The film opens with a proclamation to the White Star stockholders that the value of their stocks are falling. The president of White Star Line J. Bruce Ismay promises to reveal a secret during the maiden voyage of the Titanic that will change the fate of the stocks. He alone knows that the ship can break the world record in speed and that, he thinks, will raise the stock value. He and the board of the White Star plan to lower the stocks by selling even their own stocks in order to buy them back at a lower price. They plan to buy them back just before the news about the record speed of the ship will be published to the press. (In reality, this was impossible to have occurred, since at the time the real White Star Line was a wholly owned subsidiary of the International Mercantile Marine conglomerate and was not a publicly traded company.)

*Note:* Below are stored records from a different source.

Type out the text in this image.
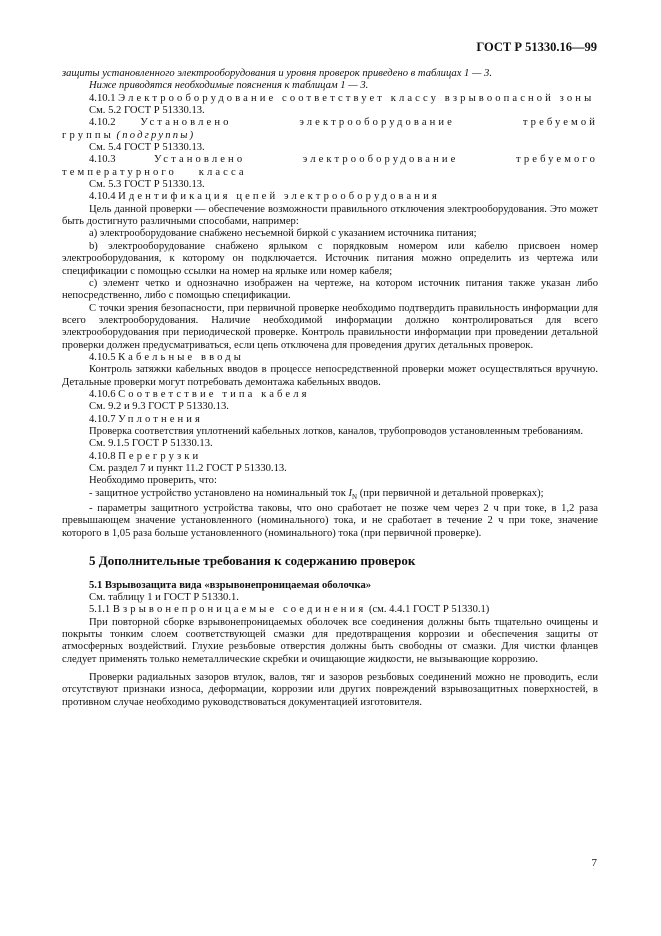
ГОСТ Р 51330.16—99

защиты установленного электрооборудования и уровня проверок приведено в таблицах 1 — 3.

Ниже приводятся необходимые пояснения к таблицам 1 — 3.

4.10.1 Электрооборудование соответствует классу взрывоопасной зоны

См. 5.2 ГОСТ Р 51330.13.

4.10.2 Установлено электрооборудование требуемой группы (подгруппы)

См. 5.4 ГОСТ Р 51330.13.

4.10.3	Установлено электрооборудование требуемого температурного класса

См. 5.3 ГОСТ Р 51330.13.

4.10.4 Идентификация цепей электрооборудования

Цель данной проверки — обеспечение возможности правильного отключения электрооборудования. Это может быть достигнуто различными способами, например:

a) электрооборудование снабжено несъемной биркой с указанием источника питания;

b) электрооборудование снабжено ярлыком с порядковым номером или кабелю присвоен номер электрооборудования, к которому он подключается. Источник питания можно определить из чертежа или спецификации с помощью ссылки на номер на ярлыке или номер кабеля;

c) элемент четко и однозначно изображен на чертеже, на котором источник питания также указан либо непосредственно, либо с помощью спецификации.

С точки зрения безопасности, при первичной проверке необходимо подтвердить правильность информации для всего электрооборудования. Наличие необходимой информации должно контролироваться для всего электрооборудования при периодической проверке. Контроль правильности информации при проведении детальной проверки должен предусматриваться, если цепь отключена для проведения других детальных проверок.

4.10.5 Кабельные вводы

Контроль затяжки кабельных вводов в процессе непосредственной проверки может осуществляться вручную. Детальные проверки могут потребовать демонтажа кабельных вводов.

4.10.6 Соответствие типа кабеля

См. 9.2 и 9.3 ГОСТ Р 51330.13.

4.10.7 Уплотнения

Проверка соответствия уплотнений кабельных лотков, каналов, трубопроводов установленным требованиям.

См. 9.1.5 ГОСТ Р 51330.13.

4.10.8 Перегрузки

См. раздел 7 и пункт 11.2 ГОСТ Р 51330.13.

Необходимо проверить, что:

- защитное устройство установлено на номинальный ток $I_N$ (при первичной и детальной проверках);

- параметры защитного устройства таковы, что оно сработает не позже чем через 2 ч при токе, в 1,2 раза превышающем значение установленного (номинального) тока, и не сработает в течение 2 ч при токе, значение которого в 1,05 раза больше установленного (номинального) тока (при первичной проверке).

5 Дополнительные требования к содержанию проверок

5.1 Взрывозащита вида «взрывонепроницаемая оболочка»

См. таблицу 1 и ГОСТ Р 51330.1.

5.1.1 Взрывонепроницаемые соединения (см. 4.4.1 ГОСТ Р 51330.1)

При повторной сборке взрывонепроницаемых оболочек все соединения должны быть тщательно очищены и покрыты тонким слоем соответствующей смазки для предотвращения коррозии и обеспечения защиты от атмосферных воздействий. Глухие резьбовые отверстия должны быть свободны от смазки. Для чистки фланцев следует применять только неметаллические скребки и очищающие жидкости, не вызывающие коррозию.

Проверки радиальных зазоров втулок, валов, тяг и зазоров резьбовых соединений можно не проводить, если отсутствуют признаки износа, деформации, коррозии или других повреждений взрывозащитных поверхностей, в противном случае необходимо руководствоваться документацией изготовителя.

7
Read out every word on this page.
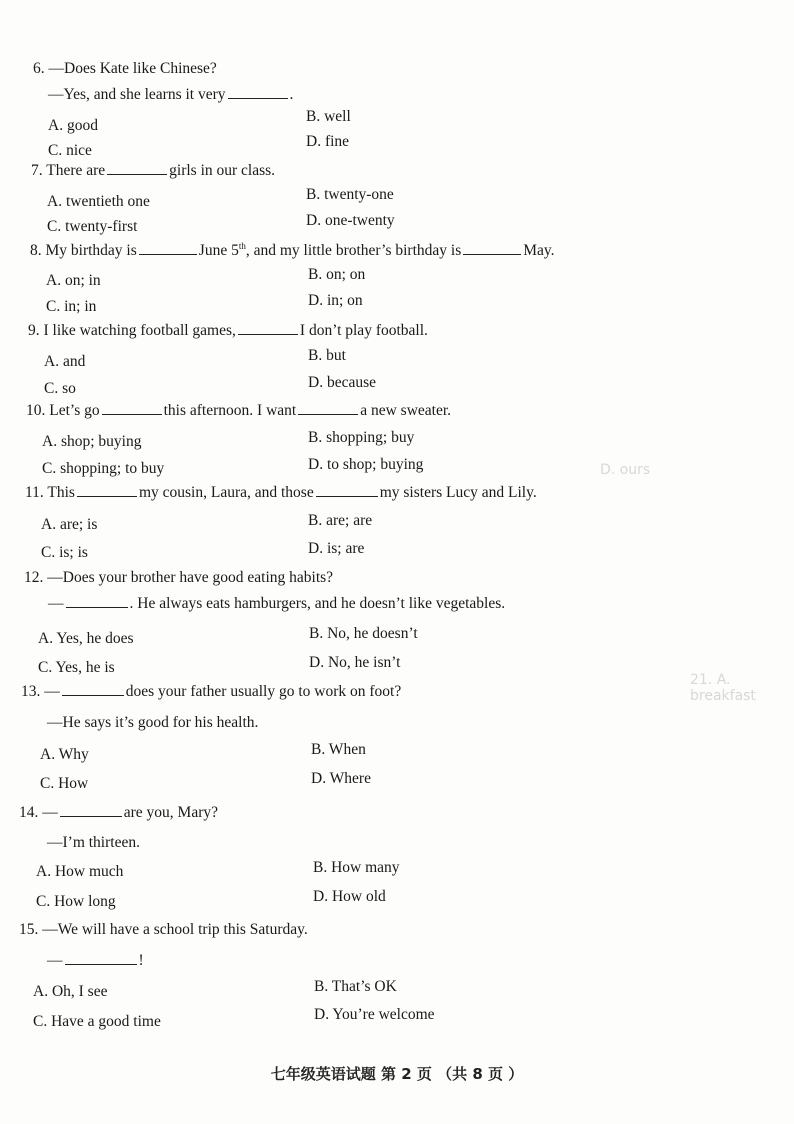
D. ours
21. A. breakfast
6. —Does Kate like Chinese?
—Yes, and she learns it very	.
A. good
B. well
C. nice
D. fine
7. There are	girls in our class.
A. twentieth one	B. twenty-one
C. twenty-first	D. one-twenty
8. My birthday is	June 5th, and my little brother’s birthday is	May.
A. on; in	B. on; on
C. in; in	D. in; on
9. I like watching football games,	I don’t play football.
A. and	B. but
C. so	D. because
10. Let’s go	this afternoon. I want	a new sweater.
A. shop; buying	B. shopping; buy
C. shopping; to buy	D. to shop; buying
11. This	my cousin, Laura, and those	my sisters Lucy and Lily.
A. are; is	B. are; are
C. is; is	D. is; are
12. —Does your brother have good eating habits?
—	. He always eats hamburgers, and he doesn’t like vegetables.
A. Yes, he does	B. No, he doesn’t
C. Yes, he is	D. No, he isn’t
13. —	does your father usually go to work on foot?
—He says it’s good for his health.
A. Why	B. When
C. How	D. Where
14. —	are you, Mary?
—I’m thirteen.
A. How much	B. How many
C. How long	D. How old
15. —We will have a school trip this Saturday.
—	!
A. Oh, I see	B. That’s OK
C. Have a good time	D. You’re welcome
七年级英语试题 第 2 页 （共 8 页 ）
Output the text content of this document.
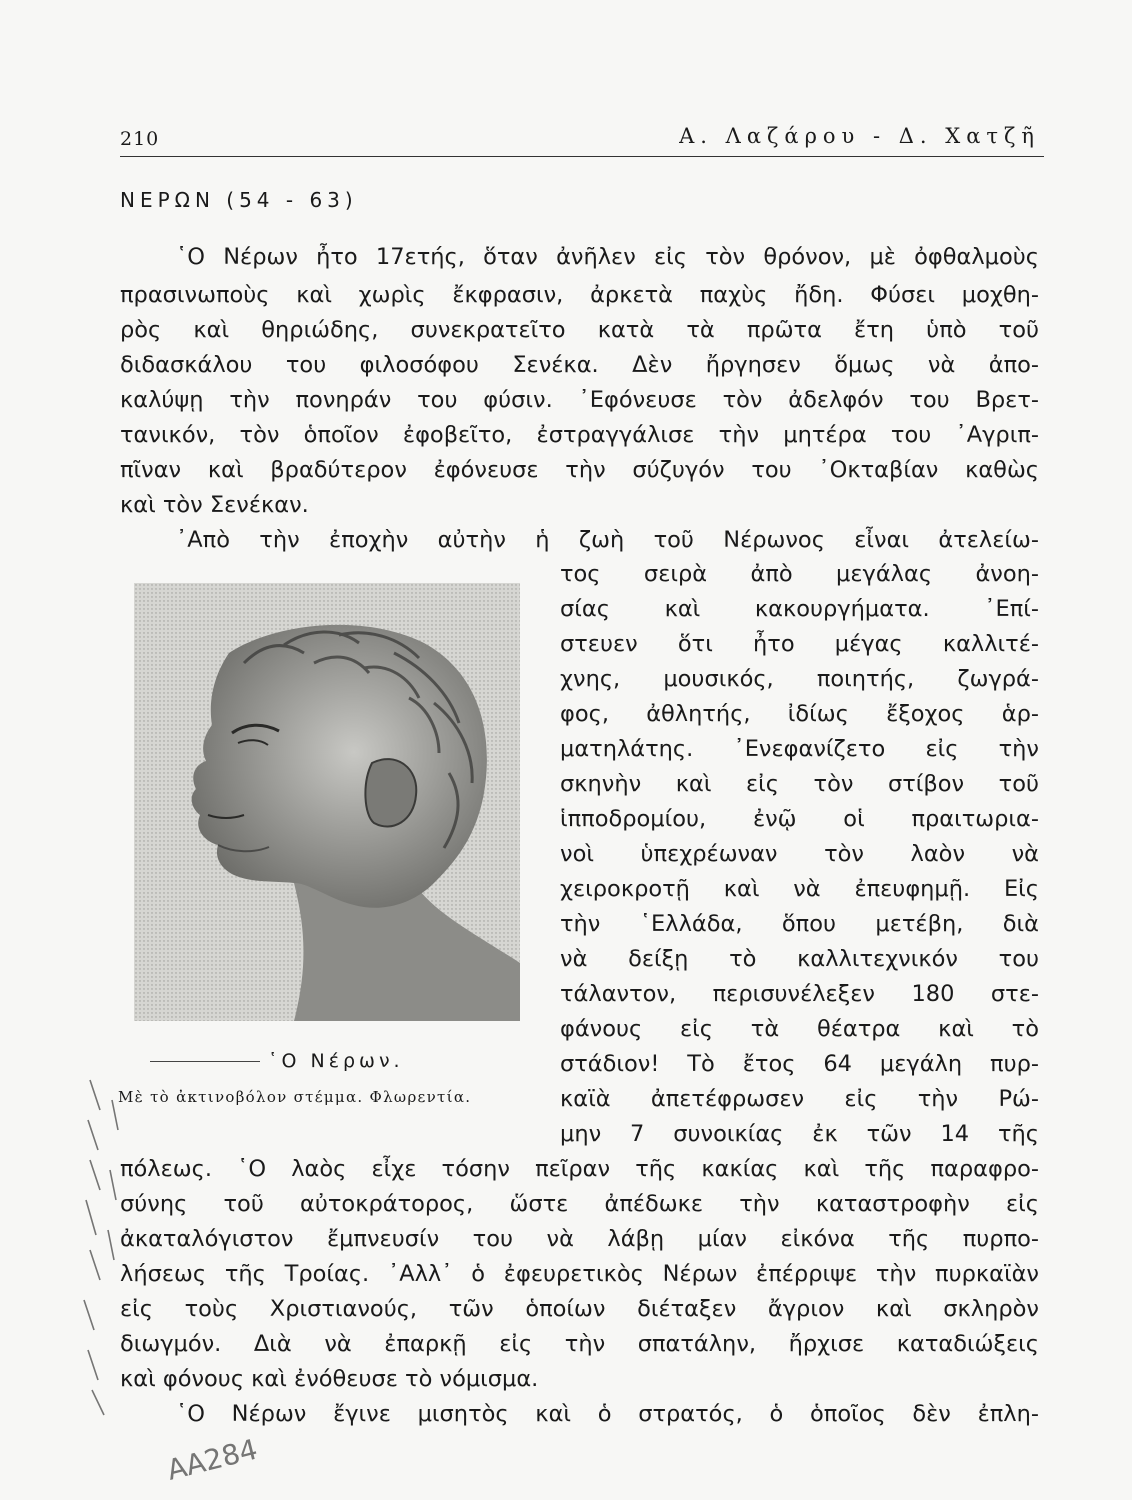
210	Α. Λαζάρου - Δ. Χατζῆ
ΝΕΡΩΝ (54 - 63)
῾Ο Νέρων ἦτο 17ετής, ὅταν ἀνῆλεν εἰς τὸν θρόνον, μὲ ὀφθαλμοὺς
πρασινωποὺς καὶ χωρὶς ἔκφρασιν, ἀρκετὰ παχὺς ἤδη. Φύσει μοχθη-
ρὸς καὶ θηριώδης, συνεκρατεῖτο κατὰ τὰ πρῶτα ἔτη ὑπὸ τοῦ
διδασκάλου του φιλοσόφου Σενέκα. Δὲν ἤργησεν ὅμως νὰ ἀπο-
καλύψῃ τὴν πονηράν του φύσιν. ᾿Εφόνευσε τὸν ἀδελφόν του Βρετ-
τανικόν, τὸν ὁποῖον ἐφοβεῖτο, ἐστραγγάλισε τὴν μητέρα του ᾿Αγριπ-
πῖναν καὶ βραδύτερον ἐφόνευσε τὴν σύζυγόν του ᾿Οκταβίαν καθὼς
καὶ τὸν Σενέκαν.
᾿Απὸ τὴν ἐποχὴν αὐτὴν ἡ ζωὴ τοῦ Νέρωνος εἶναι ἀτελείω-
τος σειρὰ ἀπὸ μεγάλας ἀνοη-
σίας καὶ κακουργήματα. ᾿Επί-
στευεν ὅτι ἦτο μέγας καλλιτέ-
χνης, μουσικός, ποιητής, ζωγρά-
φος, ἀθλητής, ἰδίως ἔξοχος ἁρ-
ματηλάτης. ᾿Ενεφανίζετο εἰς τὴν
σκηνὴν καὶ εἰς τὸν στίβον τοῦ
ἱπποδρομίου, ἐνῷ οἱ πραιτωρια-
νοὶ ὑπεχρέωναν τὸν λαὸν νὰ
χειροκροτῇ καὶ νὰ ἐπευφημῇ. Εἰς
τὴν ῾Ελλάδα, ὅπου μετέβη, διὰ
νὰ δείξῃ τὸ καλλιτεχνικόν του
τάλαντον, περισυνέλεξεν 180 στε-
φάνους εἰς τὰ θέατρα καὶ τὸ
στάδιον! Τὸ ἔτος 64 μεγάλη πυρ-
καϊὰ ἀπετέφρωσεν εἰς τὴν Ρώ-
μην 7 συνοικίας ἐκ τῶν 14 τῆς
πόλεως. ῾Ο λαὸς εἶχε τόσην πεῖραν τῆς κακίας καὶ τῆς παραφρο-
σύνης τοῦ αὐτοκράτορος, ὥστε ἀπέδωκε τὴν καταστροφὴν εἰς
ἀκαταλόγιστον ἔμπνευσίν του νὰ λάβῃ μίαν εἰκόνα τῆς πυρπο-
λήσεως τῆς Τροίας. ᾿Αλλ᾿ ὁ ἐφευρετικὸς Νέρων ἐπέρριψε τὴν πυρκαϊὰν
εἰς τοὺς Χριστιανούς, τῶν ὁποίων διέταξεν ἄγριον καὶ σκληρὸν
διωγμόν. Διὰ νὰ ἐπαρκῇ εἰς τὴν σπατάλην, ἤρχισε καταδιώξεις
καὶ φόνους καὶ ἐνόθευσε τὸ νόμισμα.
῾Ο Νέρων ἔγινε μισητὸς καὶ ὁ στρατός, ὁ ὁποῖος δὲν ἐπλη-
῾Ο Νέρων.
Μὲ τὸ ἀκτινοβόλον στέμμα. Φλωρεντία.
ΑΑ284
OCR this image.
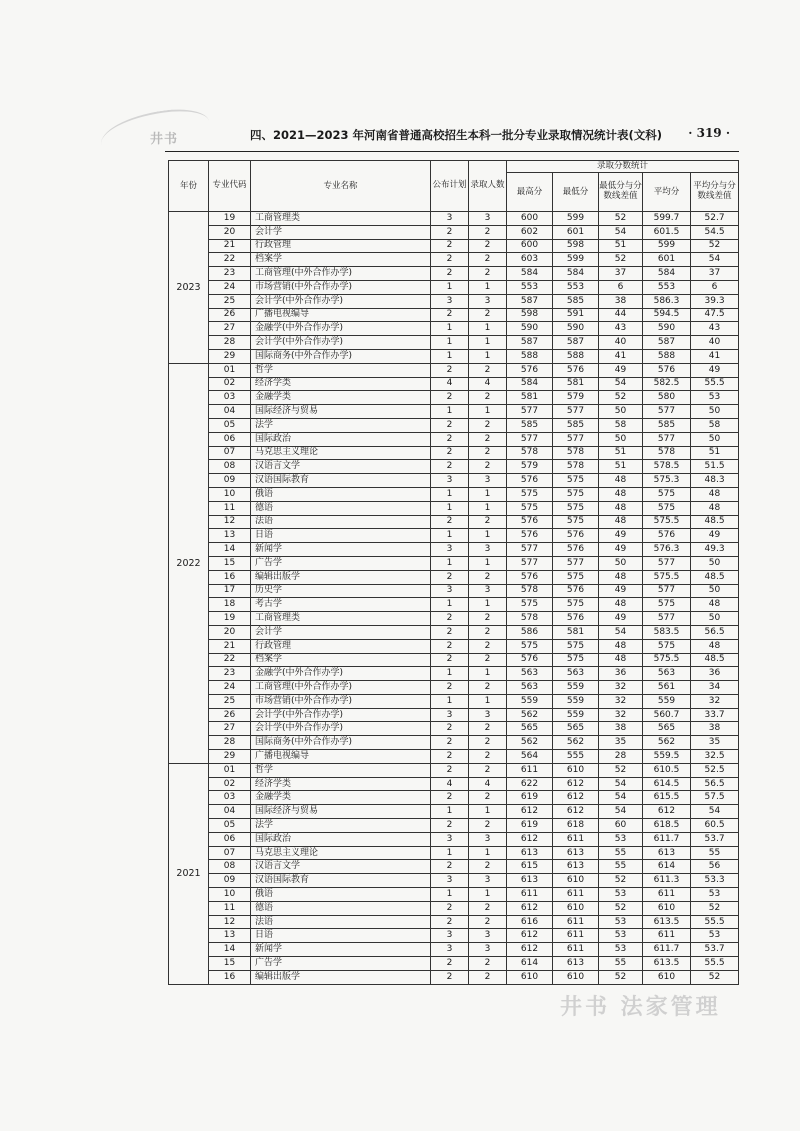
井书	四、2021—2023 年河南省普通高校招生本科一批分专业录取情况统计表(文科) · 319 ·
年份	专业代码	专业名称	公布计划	录取人数	录取分数统计				
					最高分	最低分	最低分与分数线差值	平均分	平均分与分数线差值
2023	19	工商管理类	3	3	600	599	52	599.7	52.7
	20	会计学	2	2	602	601	54	601.5	54.5
	21	行政管理	2	2	600	598	51	599	52
	22	档案学	2	2	603	599	52	601	54
	23	工商管理(中外合作办学)	2	2	584	584	37	584	37
	24	市场营销(中外合作办学)	1	1	553	553	6	553	6
	25	会计学(中外合作办学)	3	3	587	585	38	586.3	39.3
	26	广播电视编导	2	2	598	591	44	594.5	47.5
	27	金融学(中外合作办学)	1	1	590	590	43	590	43
	28	会计学(中外合作办学)	1	1	587	587	40	587	40
	29	国际商务(中外合作办学)	1	1	588	588	41	588	41
2022	01	哲学	2	2	576	576	49	576	49
	02	经济学类	4	4	584	581	54	582.5	55.5
	03	金融学类	2	2	581	579	52	580	53
	04	国际经济与贸易	1	1	577	577	50	577	50
	05	法学	2	2	585	585	58	585	58
	06	国际政治	2	2	577	577	50	577	50
	07	马克思主义理论	2	2	578	578	51	578	51
	08	汉语言文学	2	2	579	578	51	578.5	51.5
	09	汉语国际教育	3	3	576	575	48	575.3	48.3
	10	俄语	1	1	575	575	48	575	48
	11	德语	1	1	575	575	48	575	48
	12	法语	2	2	576	575	48	575.5	48.5
	13	日语	1	1	576	576	49	576	49
	14	新闻学	3	3	577	576	49	576.3	49.3
	15	广告学	1	1	577	577	50	577	50
	16	编辑出版学	2	2	576	575	48	575.5	48.5
	17	历史学	3	3	578	576	49	577	50
	18	考古学	1	1	575	575	48	575	48
	19	工商管理类	2	2	578	576	49	577	50
	20	会计学	2	2	586	581	54	583.5	56.5
	21	行政管理	2	2	575	575	48	575	48
	22	档案学	2	2	576	575	48	575.5	48.5
	23	金融学(中外合作办学)	1	1	563	563	36	563	36
	24	工商管理(中外合作办学)	2	2	563	559	32	561	34
	25	市场营销(中外合作办学)	1	1	559	559	32	559	32
	26	会计学(中外合作办学)	3	3	562	559	32	560.7	33.7
	27	会计学(中外合作办学)	2	2	565	565	38	565	38
	28	国际商务(中外合作办学)	2	2	562	562	35	562	35
	29	广播电视编导	2	2	564	555	28	559.5	32.5
2021	01	哲学	2	2	611	610	52	610.5	52.5
	02	经济学类	4	4	622	612	54	614.5	56.5
	03	金融学类	2	2	619	612	54	615.5	57.5
	04	国际经济与贸易	1	1	612	612	54	612	54
	05	法学	2	2	619	618	60	618.5	60.5
	06	国际政治	3	3	612	611	53	611.7	53.7
	07	马克思主义理论	1	1	613	613	55	613	55
	08	汉语言文学	2	2	615	613	55	614	56
	09	汉语国际教育	3	3	613	610	52	611.3	53.3
	10	俄语	1	1	611	611	53	611	53
	11	德语	2	2	612	610	52	610	52
	12	法语	2	2	616	611	53	613.5	55.5
	13	日语	3	3	612	611	53	611	53
	14	新闻学	3	3	612	611	53	611.7	53.7
	15	广告学	2	2	614	613	55	613.5	55.5
	16	编辑出版学	2	2	610	610	52	610	52
井书 法家管理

The issue of capitalism and the stock market plays a dominant role throughout the movie. The hero of the film is fictional German First Officer Herr Petersen (played by Hans Nielsen) on the ill-fated voyage of the British ocean liner RMS Titanic in 1912. He begs the ship’s rich and snobbish owners to slow down the ship’s speed, but they refuse and the Titanic hits an iceberg and sinks. The passengers in first class are shown to be sleazy cowards while Petersen, his lover Sigrid Olinsky (Sybille Schmitz), and other German passengers in steerage are shown as brave and kind. Peterson manages to rescue many passengers, convince Sigrid to get into a lifeboat and saves a young girl, who was obviously left to die in her cabin by an uncaring, callous British capitalist mother. —Wikipedia
German propaganda film from 1943 casts a fictional German officer as the lone hero of the Titanic, surrounded by sniveling British aristocrats out to make a profit, whose recklessness dooms the ship. An impressive production, but woefully historically inaccurate, offensively misrepresenting real life characters. By 1943, Nazi Germany as its own sinking ship, and Goebbels decided not to release the film.
There must be 100 ways to mark this centenary.